Researchers find potential intergenerational impacts of maternal lifestyle on fetal growth
New research suggests that maternal physical activity and nutrition before and during pregnancy may impact placental methylation and fetal growth.
The research, published in the American Journal of Clinical Nutrition and eBiomedicine, was led by Zhang Cuilin, MD, PhD, MPH, director of the Global Center for Asian Women’s Health, and professor in the Department of Obstetrics and Gynecology at the Yong Loo Lin School of Medicine at the National University of Singapore (NUS Medicine). In collaboration with a team of investigators from the National Institutes of Health, USA, Cuilin has been studying longitudinal physical activity and nutrition before and after pregnancy as well as placental DNA and fetal growth through a series of experiments.
“We hope to better understand both short-term and long-term health implications of diet and lifestyle on maternal and fetal health, as well as their underlying mechanisms,” said Cuilin in a statement. “We aim to identify effective diet and lifestyle intervention strategies to promote the health and wellbeing of women, their children, and the entire family.”
In Cuilin’s most recent study, researchers found that maternal physical activity had intergenerational effects on offspring DNA methylation, responsible for the regulation of gene expression and cellular function in the placenta, according to the authors. The study showed that physical activity levels impacted the DNA Methylation region where gene expression is regulated. According to researchers, these findings suggest that early-life cardiac, immune system, and nervous system development may be impacted by maternal physical activity during and before pregnancy.
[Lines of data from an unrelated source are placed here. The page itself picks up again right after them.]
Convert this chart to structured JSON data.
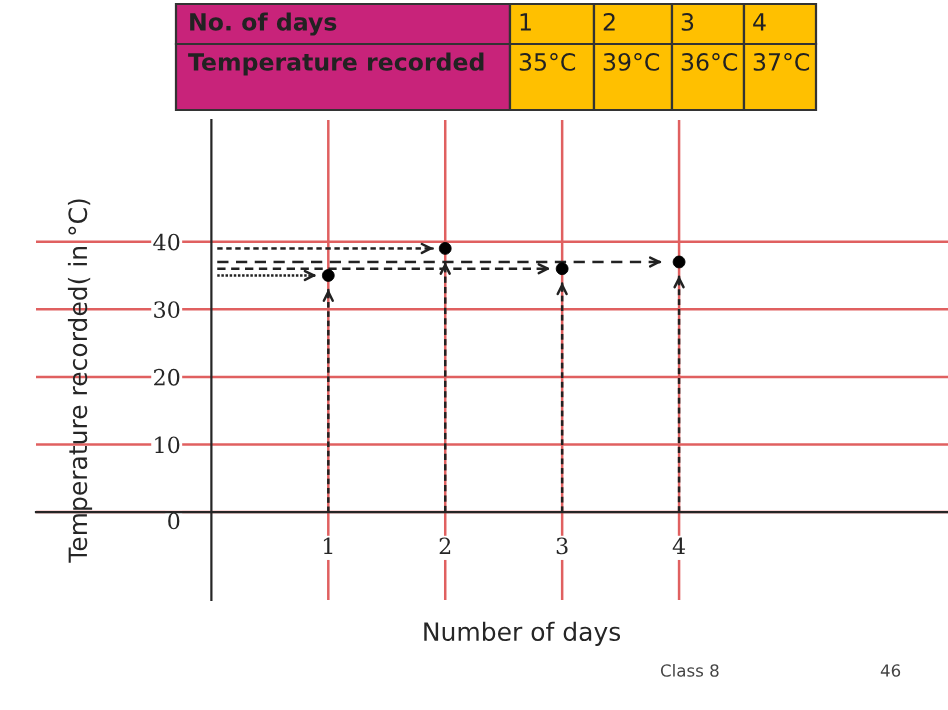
{
  "chart_data": {
    "type": "scatter",
    "x": [
      1,
      2,
      3,
      4
    ],
    "values": [
      35,
      39,
      36,
      37
    ],
    "color": "#000000",
    "marker": "circle",
    "xlabel": "Number of days",
    "ylabel": "Temperature recorded( in °C)",
    "xlim": [
      -1.5,
      6.3
    ],
    "ylim": [
      -13,
      58
    ],
    "xticks": [
      1,
      2,
      3,
      4
    ],
    "yticks": [
      0,
      10,
      20,
      30,
      40
    ],
    "grid": true,
    "annotations": [
      "No. of days",
      "1",
      "2",
      "3",
      "4",
      "Temperature recorded",
      "35°C",
      "39°C",
      "36°C",
      "37°C",
      "Class 8",
      "46"
    ]
  }
}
In a separate investigation, Cuilin’s team examined how different types and levels of fatty acids consumed by a mother in early pregnancy affected fetal growth. Researchers found that most plasma phospholipid poly-unsaturated fatty acids (PUFA) consumed during pregnancy could enhance fetal growth throughout a pregnancy.
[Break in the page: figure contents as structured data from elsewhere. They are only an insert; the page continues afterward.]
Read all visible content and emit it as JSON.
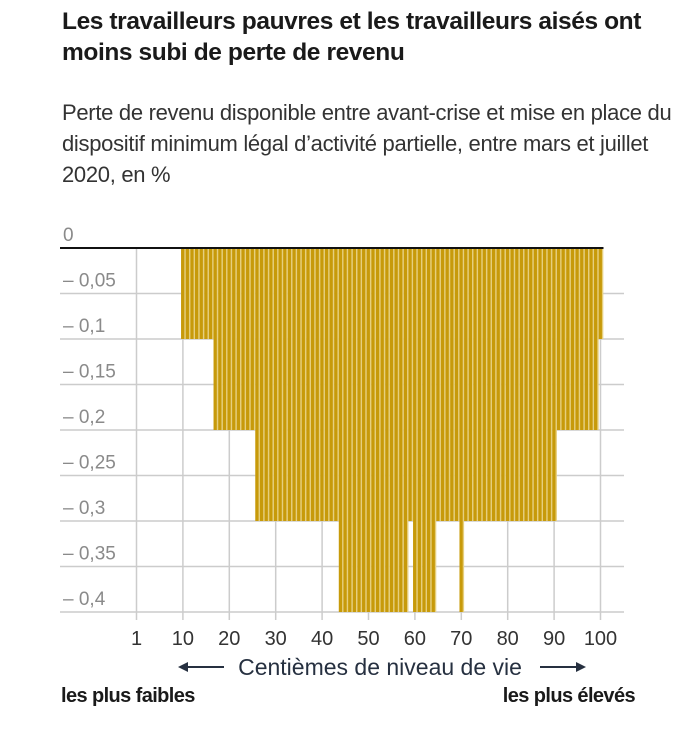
{
  "chart_data": {
    "type": "bar",
    "title": "Les travailleurs pauvres et les travailleurs aisés ont moins subi de perte de revenu",
    "subtitle": "Perte de revenu disponible entre avant-crise et mise en place du dispositif minimum légal d’activité partielle, entre mars et juillet 2020, en %",
    "xlabel": "Centièmes de niveau de vie",
    "xlabel_left": "les plus faibles",
    "xlabel_right": "les plus élevés",
    "ylabel": "",
    "ylim": [
      -0.4,
      0
    ],
    "xlim": [
      0,
      100
    ],
    "grid": true,
    "y_ticks": [
      0,
      -0.05,
      -0.1,
      -0.15,
      -0.2,
      -0.25,
      -0.3,
      -0.35,
      -0.4
    ],
    "y_tick_labels": [
      "0",
      "– 0,05",
      "– 0,1",
      "– 0,15",
      "– 0,2",
      "– 0,25",
      "– 0,3",
      "– 0,35",
      "– 0,4"
    ],
    "x_ticks": [
      0,
      10,
      20,
      30,
      40,
      50,
      60,
      70,
      80,
      90,
      100
    ],
    "x_tick_labels": [
      "1",
      "10",
      "20",
      "30",
      "40",
      "50",
      "60",
      "70",
      "80",
      "90",
      "100"
    ],
    "segments": [
      {
        "from": 1,
        "to": 9,
        "value": 0
      },
      {
        "from": 10,
        "to": 16,
        "value": -0.1
      },
      {
        "from": 17,
        "to": 25,
        "value": -0.2
      },
      {
        "from": 26,
        "to": 43,
        "value": -0.3
      },
      {
        "from": 44,
        "to": 58,
        "value": -0.4
      },
      {
        "from": 59,
        "to": 59,
        "value": -0.3
      },
      {
        "from": 60,
        "to": 64,
        "value": -0.4
      },
      {
        "from": 65,
        "to": 69,
        "value": -0.3
      },
      {
        "from": 70,
        "to": 70,
        "value": -0.4
      },
      {
        "from": 71,
        "to": 90,
        "value": -0.3
      },
      {
        "from": 91,
        "to": 99,
        "value": -0.2
      },
      {
        "from": 100,
        "to": 100,
        "value": -0.1
      }
    ],
    "bar_color": "#C79A0A",
    "bar_gap_color": "#E6CF7E"
  }
}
Findings from our longitudinal study not only provided novel insights into the differential roles of blood PUFAs in fetal development throughout pregnancy, but also determined how soon such effects kicked in and whether the effects lasted through pregnancy,” said Queenie Ling Jun, PhD, assistant professor at Yong Loo School of Medicine in the Department of Obstetrics and Gynecology. “By identifying some PUFAs that can be supplemented through diet, such as DHA [docosahexaenoic acid], we might offer a potential target using PUFAs in early pregnancy to optimize fetal growth.”